DRAM timing adjustments are another critical factor. Modern DRAM controllers dynamically adjust timing parameters such as row activation latency, column access strobe (CAS) latency, and refresh intervals based on the observed access patterns. Initially, these parameters may be set conservatively to ensure stability, leading to higher latency. As the DRAM controller observes the benchmark’s access patterns, it can optimize these parameters, reducing latency and improving performance. This optimization process can take hundreds of iterations, contributing to the gradual improvement observed in the benchmark.
Prefetching mechanisms, both in the processor and the DRAM controller, also play a role.

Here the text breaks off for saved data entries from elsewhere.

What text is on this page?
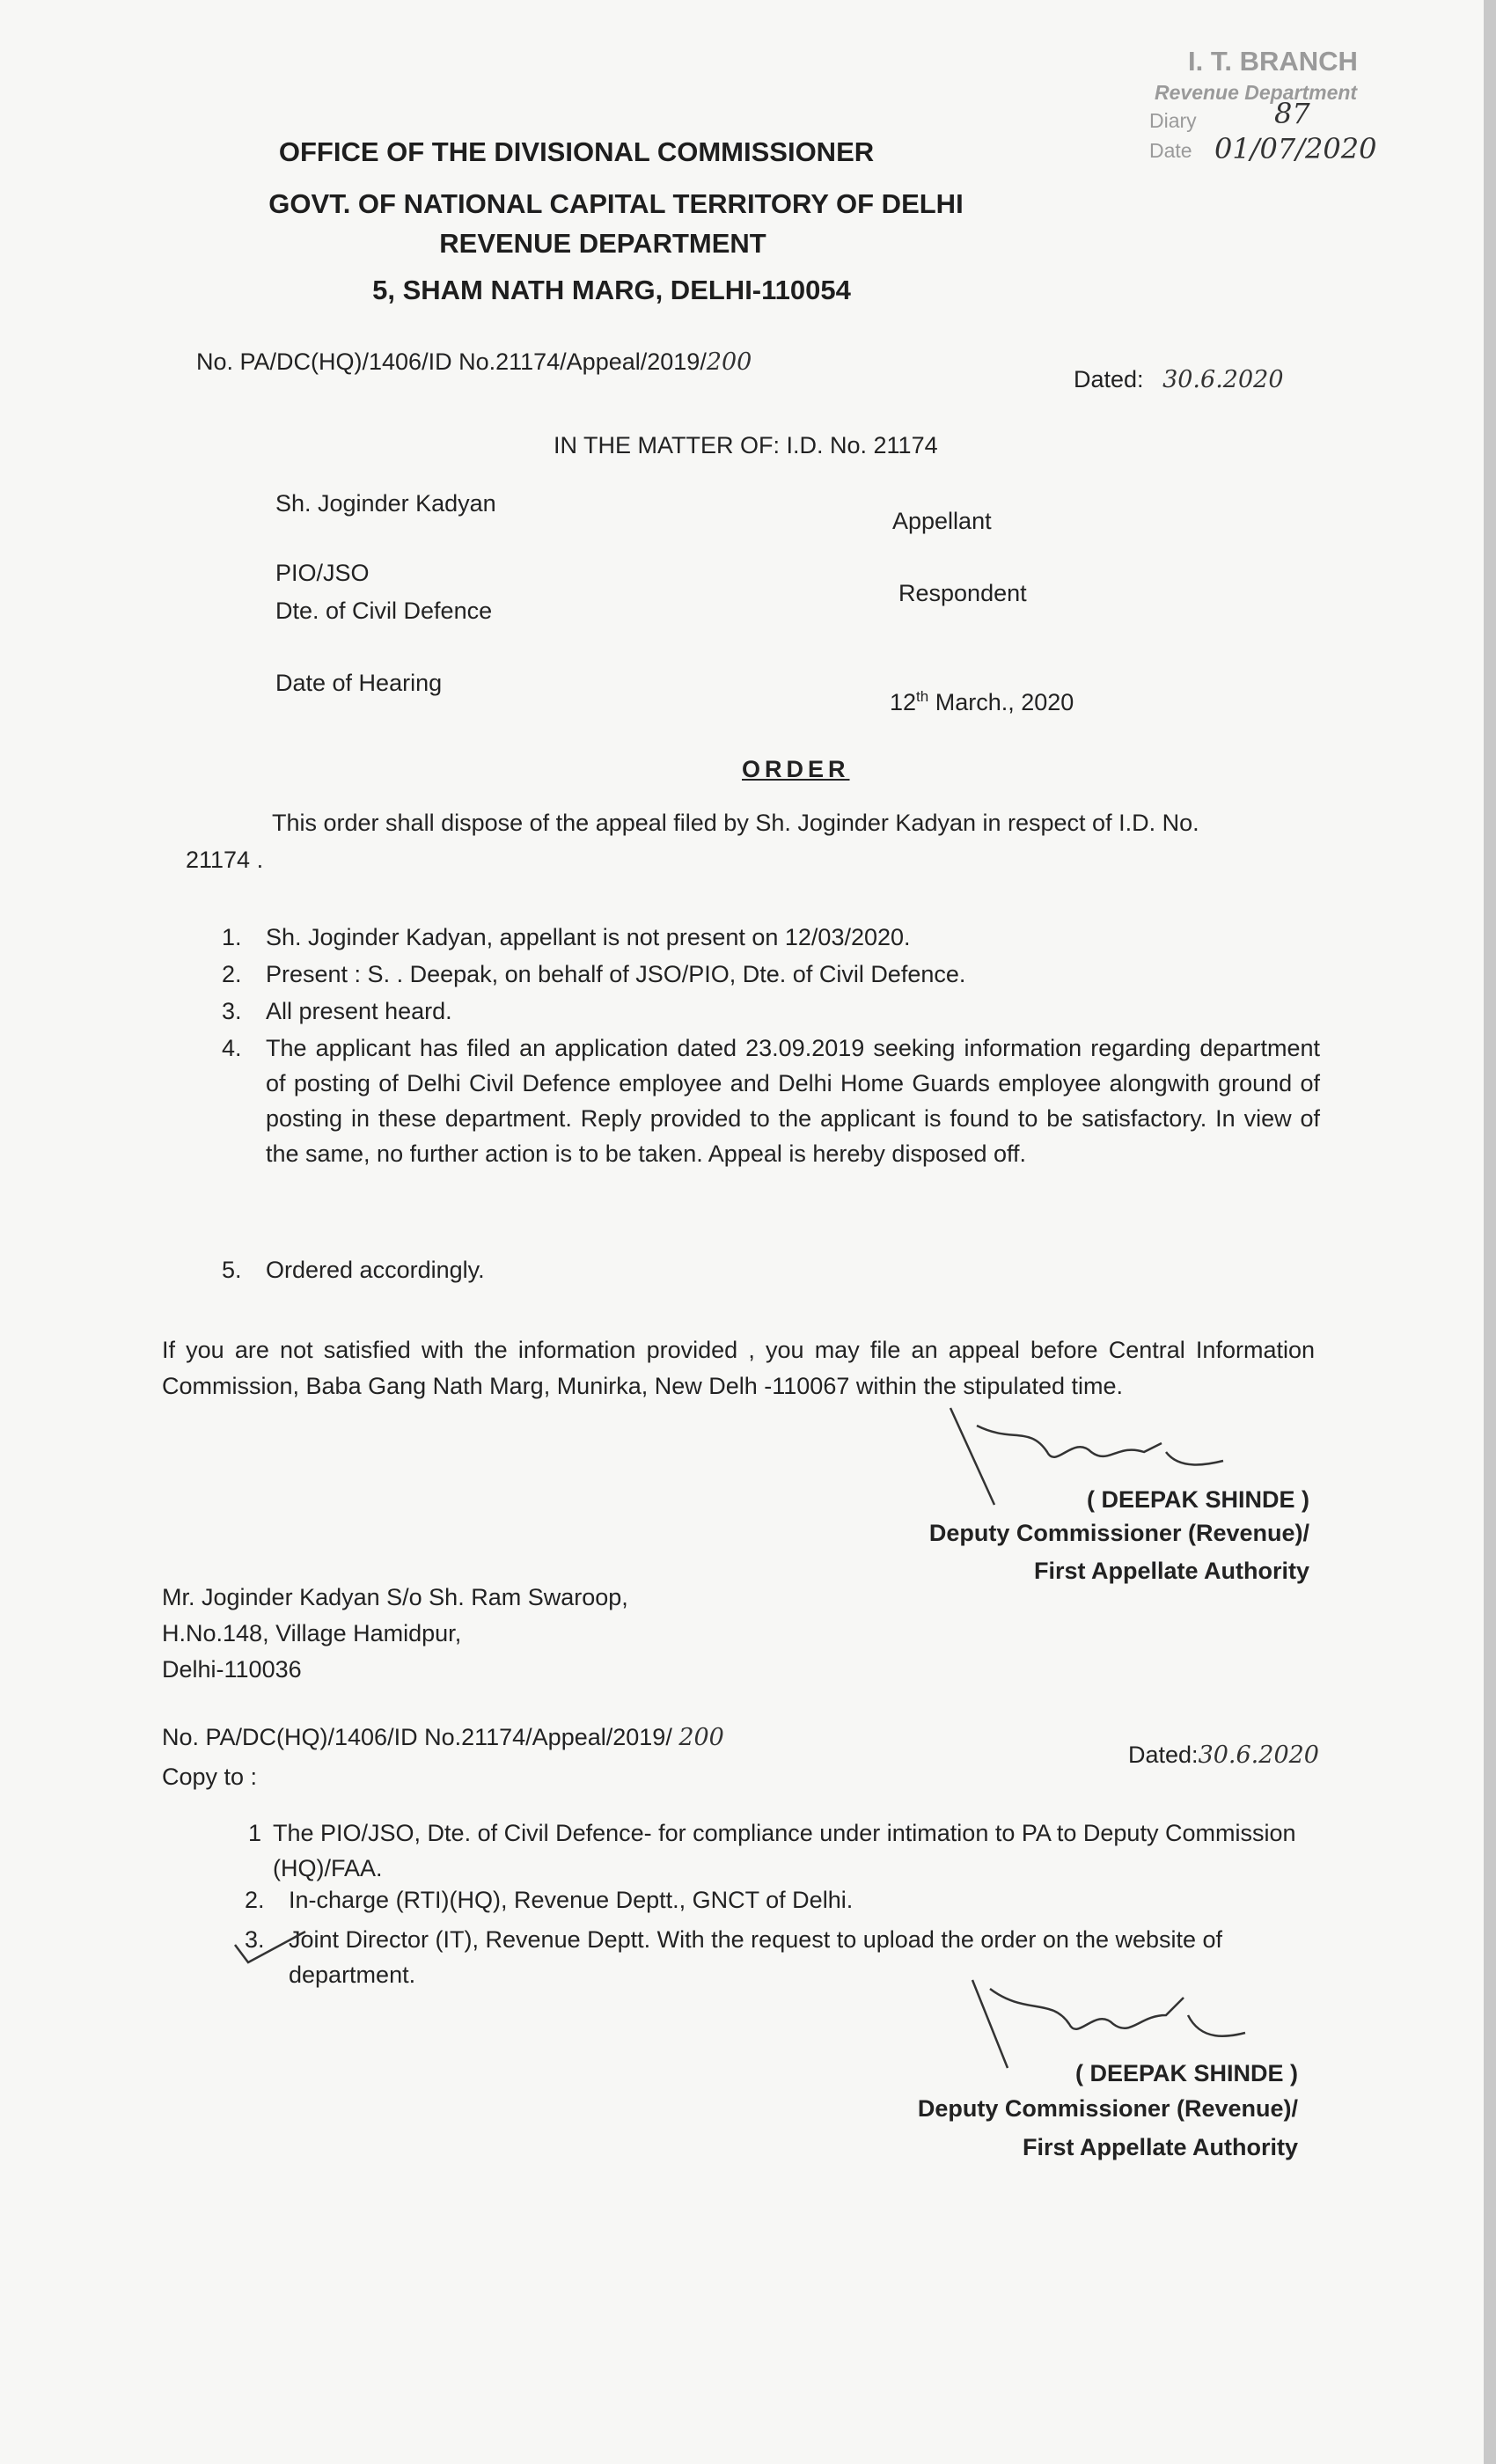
I. T. BRANCH
Revenue Department
Diary	87
Date 01/07/2020
OFFICE OF THE DIVISIONAL COMMISSIONER
GOVT. OF NATIONAL CAPITAL TERRITORY OF DELHI
REVENUE DEPARTMENT
5, SHAM NATH MARG, DELHI-110054
No. PA/DC(HQ)/1406/ID No.21174/Appeal/2019/200
Dated: 30.6.2020
IN THE MATTER OF: I.D. No. 21174
Sh. Joginder Kadyan
Appellant
PIO/JSO
Dte. of Civil Defence
Respondent
Date of Hearing
12th March., 2020
ORDER
This order shall dispose of the appeal filed by Sh. Joginder Kadyan in respect of I.D. No.
21174 .
1. Sh. Joginder Kadyan, appellant is not present on 12/03/2020.
2. Present : S. . Deepak, on behalf of JSO/PIO, Dte. of Civil Defence.
3. All present heard.
4. The applicant has filed an application dated 23.09.2019 seeking information regarding department of posting of Delhi Civil Defence employee and Delhi Home Guards employee alongwith ground of posting in these department. Reply provided to the applicant is found to be satisfactory. In view of the same, no further action is to be taken. Appeal is hereby disposed off.
5. Ordered accordingly.
If you are not satisfied with the information provided , you may file an appeal before Central Information Commission, Baba Gang Nath Marg, Munirka, New Delh -110067 within the stipulated time.
( DEEPAK SHINDE )
Deputy Commissioner (Revenue)/
First Appellate Authority
Mr. Joginder Kadyan S/o Sh. Ram Swaroop,
H.No.148, Village Hamidpur,
Delhi-110036
No. PA/DC(HQ)/1406/ID No.21174/Appeal/2019/ 200
Dated:30.6.2020
Copy to :
1 The PIO/JSO, Dte. of Civil Defence- for compliance under intimation to PA to Deputy Commission (HQ)/FAA.
2. In-charge (RTI)(HQ), Revenue Deptt., GNCT of Delhi.
3. Joint Director (IT), Revenue Deptt. With the request to upload the order on the website of department.
( DEEPAK SHINDE )
Deputy Commissioner (Revenue)/
First Appellate Authority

The Cortex-A72 includes hardware prefetchers that attempt to predict future memory accesses based on past patterns. In the case of the random access benchmark, the prefetchers may initially struggle to make accurate predictions, leading to inefficient prefetching and increased memory latency. Over time, as the prefetchers gather more data about the access patterns, they may become more effective, reducing the number of cache misses and improving performance.
Implementing Cache and DRAM Optimization Strategies
To address the gradual performance improvement observed in the Cortex-A72 memory benchmark, several optimization strategies can be implemented. These strategies focus on reducing the time required for cache warming, optimizing DRAM timing parameters, and improving the effectiveness of prefetching mechanisms.
One approach is to pre-warm the caches before running the benchmark. This can be done by running a preliminary phase that accesses the entire 400MB buffer in a controlled manner, ensuring that the caches are populated with the relevant data before the benchmark begins. This reduces the initial cache miss rate and allows the benchmark to reach steady-state performance more quickly.
Another strategy is to manually tune the DRAM timing parameters. This can be done by accessing the DRAM controller’s configuration registers and adjusting parameters such as row activation latency, CAS latency, and refresh intervals. By setting these parameters to values that are optimal for the benchmark’s access patterns, the DRAM latency can be reduced, improving performance. However, this approach requires a deep understanding of the DRAM controller’s architecture and should be done with caution to avoid instability.
Improving the effectiveness of prefetching mechanisms can also help. This can be achieved by analyzing the benchmark’s access patterns and configuring the hardware prefetchers to better match these patterns. For example, if the benchmark exhibits a certain degree of spatial locality, the prefetchers can be configured to prefetch adjacent memory locations. Additionally, software prefetching instructions can be inserted into the benchmark code to explicitly prefetch data that is likely to be accessed in the near future.
Finally, it is important to consider the impact of the operating system and system configuration on the benchmark’s performance. Ensuring that the benchmark runs on an isolated core with minimal interference from other processes can help reduce variability and improve consistency. Additionally, disabling power-saving features that may introduce latency, such as CPU frequency scaling and DRAM self-refresh, can help maintain optimal performance throughout the benchmark.
By implementing these strategies, the gradual performance improvement observed in the Cortex-A72 memory benchmark can be mitigated, leading to more consistent and predictable performance.